Extracellular vesicles (EVs) are gaining recognition for their roles in infectious diseases, particularly in mediating host-pathogen interactions. Zhao et al. demonstrated that EVs from Zika virus-infected cells display viral E protein, which binds ZIKV-neutralizing antibodies, thereby preventing infection enhancement. This finding underscores the potential of EVs in modulating immune responses during viral infections (ref: Zhao doi.org/10.15252/embj.2022112096/). Baker et al. investigated the reciprocal modulation of ammonia and melanin production in Cryptococcus neoformans, revealing that these factors contribute to the pathogen's virulence and may serve as targets for therapeutic intervention (ref: Baker doi.org/10.1038/s41467-023-36552-7/). Additionally, Feng et al. utilized atomic force microscopy to uncover the nanomechanical signatures of EVs from hematologic cancer patients, suggesting that these signatures could enhance the understanding of liquid biopsies in infectious disease contexts (ref: Feng doi.org/10.1021/acs.nanolett.3c00093/). Collectively, these studies highlight the diverse roles of EVs in infectious diseases, emphasizing their potential as biomarkers and therapeutic targets.

Extracellular vesicles (EVs) are emerging as critical players in diabetes and metabolic disorders, influencing cellular communication and metabolic regulation. Paul et al. applied a parallelized multidimensional analytic framework to mammary epithelial cells, uncovering regulatory principles in epithelial to mesenchymal transition (EMT) that could have implications for understanding metabolic disorders (ref: Paul doi.org/10.1038/s41467-023-36122-x/). This study highlights the complexity of metabolic signaling pathways and their potential interactions with EVs. Furthermore, the role of EVs in mediating insulin signaling and glucose metabolism is underscored by the findings of Kulaj et al., who demonstrated that adipocyte-derived EVs from obese mice enhance insulin secretion and glucose tolerance, suggesting a significant link between EVs and metabolic health (ref: Kulaj doi.org/10.1038/s41467-023-36148-1/). These insights into the roles of EVs in diabetes and metabolic disorders underscore their potential as therapeutic targets and biomarkers for disease management.

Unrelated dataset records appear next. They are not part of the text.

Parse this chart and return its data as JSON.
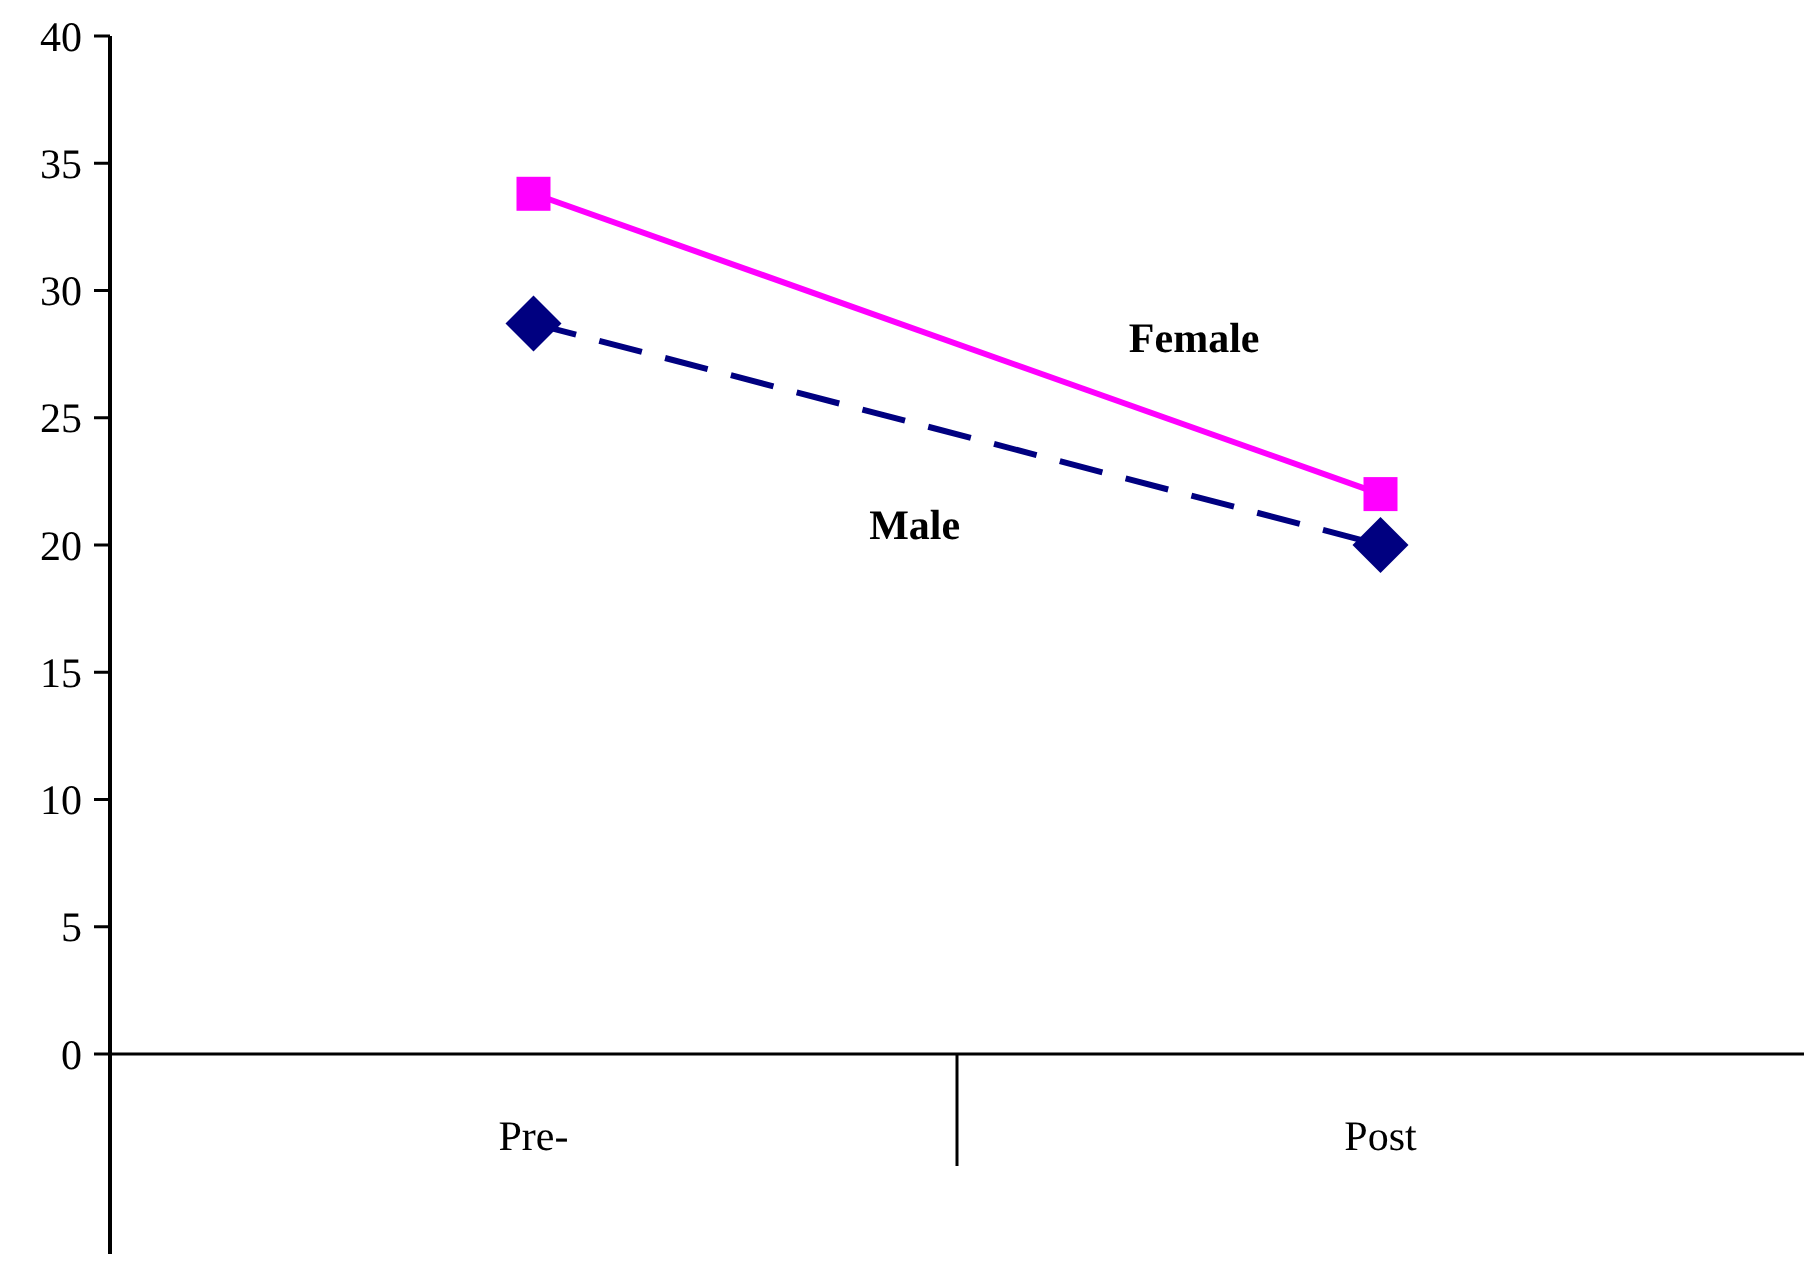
{
  "chart_data": {
    "type": "line",
    "categories": [
      "Pre-",
      "Post"
    ],
    "series": [
      {
        "name": "Female",
        "color": "#ff00ff",
        "values": [
          33.8,
          22.0
        ],
        "marker": "square",
        "line_style": "solid"
      },
      {
        "name": "Male",
        "color": "#000080",
        "values": [
          28.7,
          20.0
        ],
        "marker": "diamond",
        "line_style": "dashed"
      }
    ],
    "ylim": [
      0,
      40
    ],
    "yticks": [
      0,
      5,
      10,
      15,
      20,
      25,
      30,
      35,
      40
    ]
  }
}
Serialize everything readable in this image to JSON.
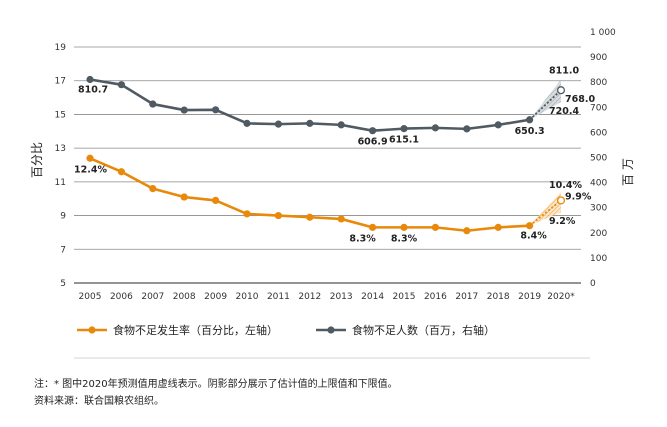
{
  "chart_data": {
    "type": "line",
    "categories": [
      "2005",
      "2006",
      "2007",
      "2008",
      "2009",
      "2010",
      "2011",
      "2012",
      "2013",
      "2014",
      "2015",
      "2016",
      "2017",
      "2018",
      "2019",
      "2020*"
    ],
    "y_left": {
      "label": "百分比",
      "ylim": [
        5,
        19
      ],
      "ticks": [
        "5",
        "7",
        "9",
        "11",
        "13",
        "15",
        "17",
        "19"
      ]
    },
    "y_right": {
      "label": "百万",
      "ylim": [
        0,
        1000
      ],
      "ticks": [
        "0",
        "100",
        "200",
        "300",
        "400",
        "500",
        "600",
        "700",
        "800",
        "900",
        "1 000"
      ]
    },
    "series": [
      {
        "name": "食物不足发生率（百分比，左轴）",
        "axis": "left",
        "color": "#e8890c",
        "values": [
          12.4,
          11.6,
          10.6,
          10.1,
          9.9,
          9.1,
          9.0,
          8.9,
          8.8,
          8.3,
          8.3,
          8.3,
          8.1,
          8.3,
          8.4,
          9.9
        ],
        "projection_range": {
          "low": 9.2,
          "high": 10.4
        },
        "data_labels": [
          {
            "index": 0,
            "text": "12.4%"
          },
          {
            "index": 9,
            "text": "8.3%"
          },
          {
            "index": 10,
            "text": "8.3%"
          },
          {
            "index": 14,
            "text": "8.4%"
          },
          {
            "index": 15,
            "text": "9.9%"
          }
        ],
        "range_labels": {
          "high": "10.4%",
          "low": "9.2%"
        }
      },
      {
        "name": "食物不足人数（百万，右轴）",
        "axis": "right",
        "color": "#4f5a63",
        "values": [
          810.7,
          790,
          713,
          689,
          690,
          636,
          633,
          636,
          630,
          606.9,
          615.1,
          618,
          614,
          630,
          650.3,
          768.0
        ],
        "projection_range": {
          "low": 720.4,
          "high": 811.0
        },
        "data_labels": [
          {
            "index": 0,
            "text": "810.7"
          },
          {
            "index": 9,
            "text": "606.9"
          },
          {
            "index": 10,
            "text": "615.1"
          },
          {
            "index": 14,
            "text": "650.3"
          },
          {
            "index": 15,
            "text": "768.0"
          }
        ],
        "range_labels": {
          "high": "811.0",
          "low": "720.4"
        }
      }
    ],
    "grid": true,
    "legend_position": "bottom"
  },
  "notes": {
    "line1": "注：* 图中2020年预测值用虚线表示。阴影部分展示了估计值的上限值和下限值。",
    "line2": "资料来源：联合国粮农组织。"
  }
}
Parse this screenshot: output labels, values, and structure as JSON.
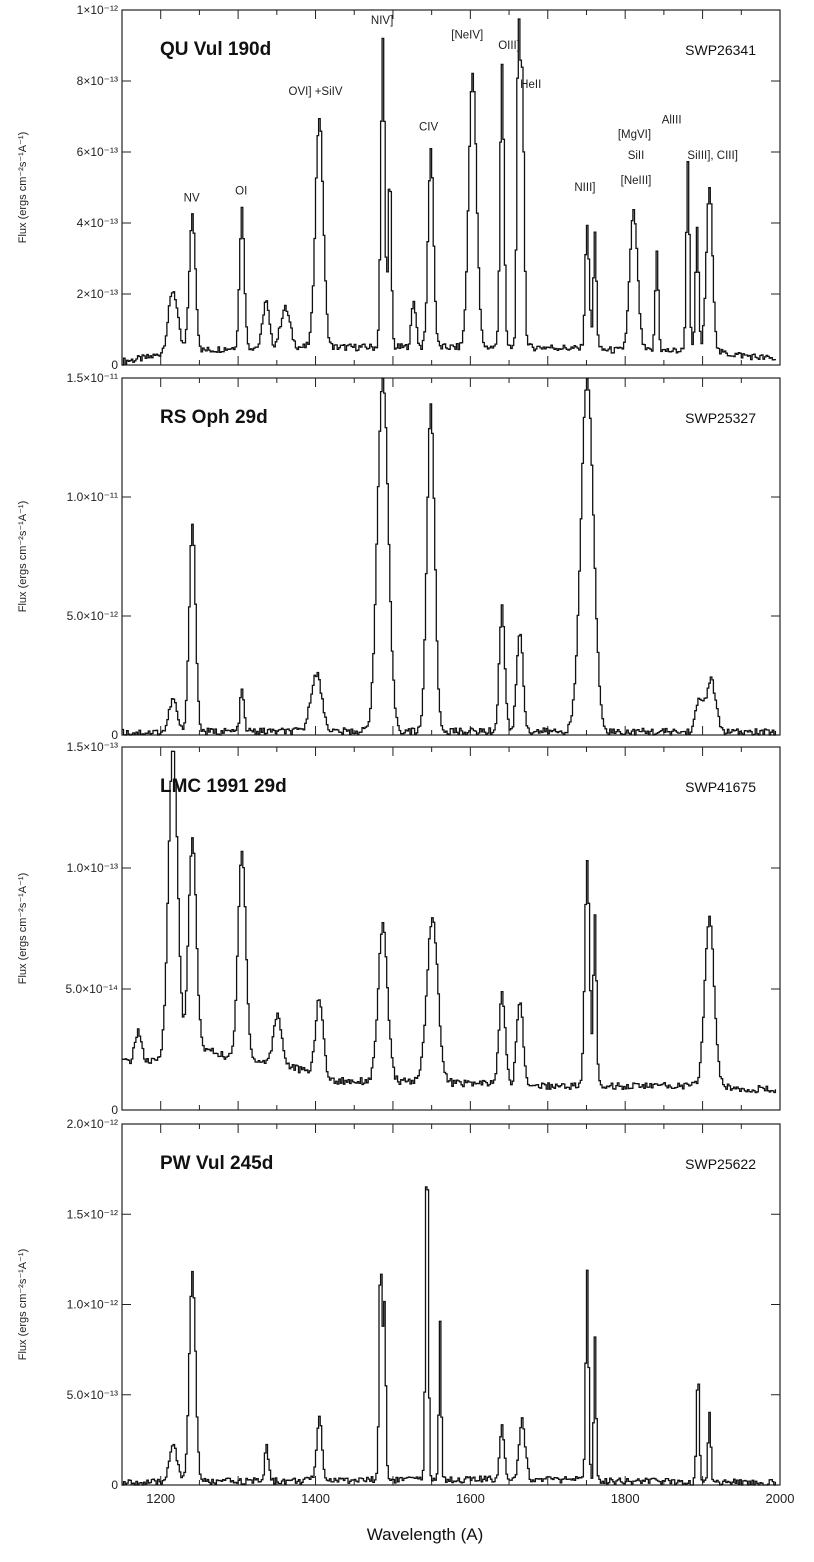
{
  "figure": {
    "xlabel": "Wavelength (A)",
    "xticks": [
      "1200",
      "1400",
      "1600",
      "1800",
      "2000"
    ]
  },
  "chart_data": [
    {
      "type": "line",
      "title": "QU Vul 190d",
      "id_label": "SWP26341",
      "ylabel": "Flux (ergs cm⁻²s⁻¹A⁻¹)",
      "xlim": [
        1150,
        2000
      ],
      "ylim": [
        0,
        1e-12
      ],
      "yticks": [
        "0",
        "2×10⁻¹³",
        "4×10⁻¹³",
        "6×10⁻¹³",
        "8×10⁻¹³",
        "1×10⁻¹²"
      ],
      "continuum": [
        [
          1150,
          1e-14
        ],
        [
          1180,
          2e-14
        ],
        [
          1200,
          3e-14
        ],
        [
          1300,
          5e-14
        ],
        [
          1420,
          5e-14
        ],
        [
          1560,
          5e-14
        ],
        [
          1700,
          5e-14
        ],
        [
          1800,
          4e-14
        ],
        [
          1900,
          4e-14
        ],
        [
          2000,
          1.5e-14
        ]
      ],
      "peaks": [
        {
          "x": 1215,
          "y": 2.1e-13,
          "w": 6
        },
        {
          "x": 1240,
          "y": 4.2e-13,
          "w": 4
        },
        {
          "x": 1304,
          "y": 4.4e-13,
          "w": 3
        },
        {
          "x": 1335,
          "y": 1.8e-13,
          "w": 4
        },
        {
          "x": 1360,
          "y": 1.6e-13,
          "w": 6
        },
        {
          "x": 1404,
          "y": 7e-13,
          "w": 5
        },
        {
          "x": 1486,
          "y": 9.2e-13,
          "w": 2.5
        },
        {
          "x": 1495,
          "y": 5.4e-13,
          "w": 2
        },
        {
          "x": 1548,
          "y": 6.1e-13,
          "w": 3.5
        },
        {
          "x": 1526,
          "y": 1.8e-13,
          "w": 3
        },
        {
          "x": 1602,
          "y": 8.3e-13,
          "w": 5
        },
        {
          "x": 1640,
          "y": 8.5e-13,
          "w": 2.5
        },
        {
          "x": 1661,
          "y": 8.5e-13,
          "w": 2
        },
        {
          "x": 1666,
          "y": 8.1e-13,
          "w": 2.5
        },
        {
          "x": 1750,
          "y": 4e-13,
          "w": 2.5
        },
        {
          "x": 1760,
          "y": 3.7e-13,
          "w": 2
        },
        {
          "x": 1810,
          "y": 4.3e-13,
          "w": 5
        },
        {
          "x": 1840,
          "y": 3.2e-13,
          "w": 2
        },
        {
          "x": 1880,
          "y": 5.8e-13,
          "w": 2
        },
        {
          "x": 1892,
          "y": 3.9e-13,
          "w": 2
        },
        {
          "x": 1908,
          "y": 5e-13,
          "w": 4
        }
      ],
      "annotations": [
        {
          "text": "NV",
          "x": 1240,
          "y": 4.6e-13
        },
        {
          "text": "OI",
          "x": 1304,
          "y": 4.8e-13
        },
        {
          "text": "OVI] +SiIV",
          "x": 1400,
          "y": 7.6e-13
        },
        {
          "text": "NIV]",
          "x": 1486,
          "y": 9.6e-13
        },
        {
          "text": "[NeIV]",
          "x": 1596,
          "y": 9.2e-13
        },
        {
          "text": "OIII]",
          "x": 1650,
          "y": 8.9e-13
        },
        {
          "text": "HeII",
          "x": 1678,
          "y": 7.8e-13
        },
        {
          "text": "CIV",
          "x": 1546,
          "y": 6.6e-13
        },
        {
          "text": "NIII]",
          "x": 1748,
          "y": 4.9e-13
        },
        {
          "text": "[MgVI]",
          "x": 1812,
          "y": 6.4e-13
        },
        {
          "text": "SiII",
          "x": 1814,
          "y": 5.8e-13
        },
        {
          "text": "[NeIII]",
          "x": 1814,
          "y": 5.1e-13
        },
        {
          "text": "AlIII",
          "x": 1860,
          "y": 6.8e-13
        },
        {
          "text": "SiIII], CIII]",
          "x": 1913,
          "y": 5.8e-13
        }
      ]
    },
    {
      "type": "line",
      "title": "RS Oph 29d",
      "id_label": "SWP25327",
      "ylabel": "Flux (ergs cm⁻²s⁻¹A⁻¹)",
      "xlim": [
        1150,
        2000
      ],
      "ylim": [
        0,
        1.5e-11
      ],
      "yticks": [
        "0",
        "5.0×10⁻¹²",
        "1.0×10⁻¹¹",
        "1.5×10⁻¹¹"
      ],
      "continuum": [
        [
          1150,
          1e-13
        ],
        [
          1300,
          1.5e-13
        ],
        [
          1500,
          1.5e-13
        ],
        [
          1700,
          1.5e-13
        ],
        [
          2000,
          1e-13
        ]
      ],
      "peaks": [
        {
          "x": 1215,
          "y": 1.5e-12,
          "w": 5
        },
        {
          "x": 1240,
          "y": 9e-12,
          "w": 4
        },
        {
          "x": 1304,
          "y": 1.9e-12,
          "w": 2.5
        },
        {
          "x": 1400,
          "y": 2.6e-12,
          "w": 7
        },
        {
          "x": 1486,
          "y": 1.5e-11,
          "w": 7
        },
        {
          "x": 1548,
          "y": 1.38e-11,
          "w": 5
        },
        {
          "x": 1640,
          "y": 5.4e-12,
          "w": 3.5
        },
        {
          "x": 1663,
          "y": 4.4e-12,
          "w": 4
        },
        {
          "x": 1750,
          "y": 1.5e-11,
          "w": 8
        },
        {
          "x": 1895,
          "y": 1.4e-12,
          "w": 5
        },
        {
          "x": 1910,
          "y": 2.3e-12,
          "w": 6
        }
      ],
      "annotations": []
    },
    {
      "type": "line",
      "title": "LMC 1991 29d",
      "id_label": "SWP41675",
      "ylabel": "Flux (ergs cm⁻²s⁻¹A⁻¹)",
      "xlim": [
        1150,
        2000
      ],
      "ylim": [
        0,
        1.5e-13
      ],
      "yticks": [
        "0",
        "5.0×10⁻¹⁴",
        "1.0×10⁻¹³",
        "1.5×10⁻¹³"
      ],
      "continuum": [
        [
          1150,
          2e-14
        ],
        [
          1200,
          2e-14
        ],
        [
          1260,
          2.5e-14
        ],
        [
          1300,
          2e-14
        ],
        [
          1350,
          2e-14
        ],
        [
          1420,
          1.2e-14
        ],
        [
          1500,
          1.2e-14
        ],
        [
          1600,
          1.1e-14
        ],
        [
          1700,
          1e-14
        ],
        [
          1800,
          1e-14
        ],
        [
          1900,
          1e-14
        ],
        [
          2000,
          8e-15
        ]
      ],
      "peaks": [
        {
          "x": 1170,
          "y": 3.3e-14,
          "w": 4
        },
        {
          "x": 1215,
          "y": 1.5e-13,
          "w": 6
        },
        {
          "x": 1240,
          "y": 1.12e-13,
          "w": 5
        },
        {
          "x": 1304,
          "y": 1.08e-13,
          "w": 5
        },
        {
          "x": 1350,
          "y": 4e-14,
          "w": 5
        },
        {
          "x": 1404,
          "y": 4.6e-14,
          "w": 5
        },
        {
          "x": 1486,
          "y": 7.6e-14,
          "w": 6
        },
        {
          "x": 1550,
          "y": 8e-14,
          "w": 7
        },
        {
          "x": 1640,
          "y": 4.8e-14,
          "w": 4
        },
        {
          "x": 1663,
          "y": 4.6e-14,
          "w": 4
        },
        {
          "x": 1750,
          "y": 1.03e-13,
          "w": 3
        },
        {
          "x": 1760,
          "y": 8.1e-14,
          "w": 2
        },
        {
          "x": 1908,
          "y": 8e-14,
          "w": 6
        }
      ],
      "annotations": []
    },
    {
      "type": "line",
      "title": "PW Vul 245d",
      "id_label": "SWP25622",
      "ylabel": "Flux (ergs cm⁻²s⁻¹A⁻¹)",
      "xlim": [
        1150,
        2000
      ],
      "ylim": [
        0,
        2e-12
      ],
      "yticks": [
        "0",
        "5.0×10⁻¹³",
        "1.0×10⁻¹²",
        "1.5×10⁻¹²",
        "2.0×10⁻¹²"
      ],
      "continuum": [
        [
          1150,
          1e-14
        ],
        [
          1300,
          2e-14
        ],
        [
          1500,
          3e-14
        ],
        [
          1700,
          3e-14
        ],
        [
          2000,
          1e-14
        ]
      ],
      "peaks": [
        {
          "x": 1215,
          "y": 2.3e-13,
          "w": 5
        },
        {
          "x": 1240,
          "y": 1.18e-12,
          "w": 4
        },
        {
          "x": 1336,
          "y": 2.1e-13,
          "w": 2.5
        },
        {
          "x": 1404,
          "y": 3.7e-13,
          "w": 3.5
        },
        {
          "x": 1483,
          "y": 1.28e-12,
          "w": 1.8
        },
        {
          "x": 1488,
          "y": 1e-12,
          "w": 1.8
        },
        {
          "x": 1543,
          "y": 1.9e-12,
          "w": 1.8
        },
        {
          "x": 1560,
          "y": 9e-13,
          "w": 1.5
        },
        {
          "x": 1640,
          "y": 3.3e-13,
          "w": 3
        },
        {
          "x": 1666,
          "y": 3.6e-13,
          "w": 4
        },
        {
          "x": 1750,
          "y": 1.2e-12,
          "w": 1.8
        },
        {
          "x": 1760,
          "y": 8.3e-13,
          "w": 1.5
        },
        {
          "x": 1893,
          "y": 6.3e-13,
          "w": 1.8
        },
        {
          "x": 1908,
          "y": 4e-13,
          "w": 1.8
        }
      ],
      "annotations": []
    }
  ]
}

Extracellular vesicles (EVs) are increasingly recognized for their potential in biomarker discovery, particularly in cancer diagnostics. Su et al. developed an integrated SERS-vertical flow biosensor that enables multiplexed quantitative profiling of serological exosomal proteins, facilitating accurate breast cancer subtyping (ref: Su doi.org/10.1021/acsnano.3c00449/). This innovative approach highlights the utility of EVs in non-invasive cancer diagnostics and personalized treatment strategies. Additionally, Li et al. constructed a microfluidic chip for the detection of exosome SORL1, demonstrating its application in the early diagnosis of colorectal cancer, further emphasizing the role of EVs as promising biomarkers (ref: Li doi.org/10.1002/smll.202207381/). Bracht et al. investigated the impact of platelet removal from plasma on the detection of extracellular vesicle-associated miRNA, revealing that the presence of platelets can lead to overestimation of miRNA concentrations, thus highlighting the importance of sample preparation in biomarker studies (ref: Bracht doi.org/10.1002/jev2.12302/). Collectively, these studies underscore the transformative potential of EVs in biomarker discovery and their implications for clinical diagnostics.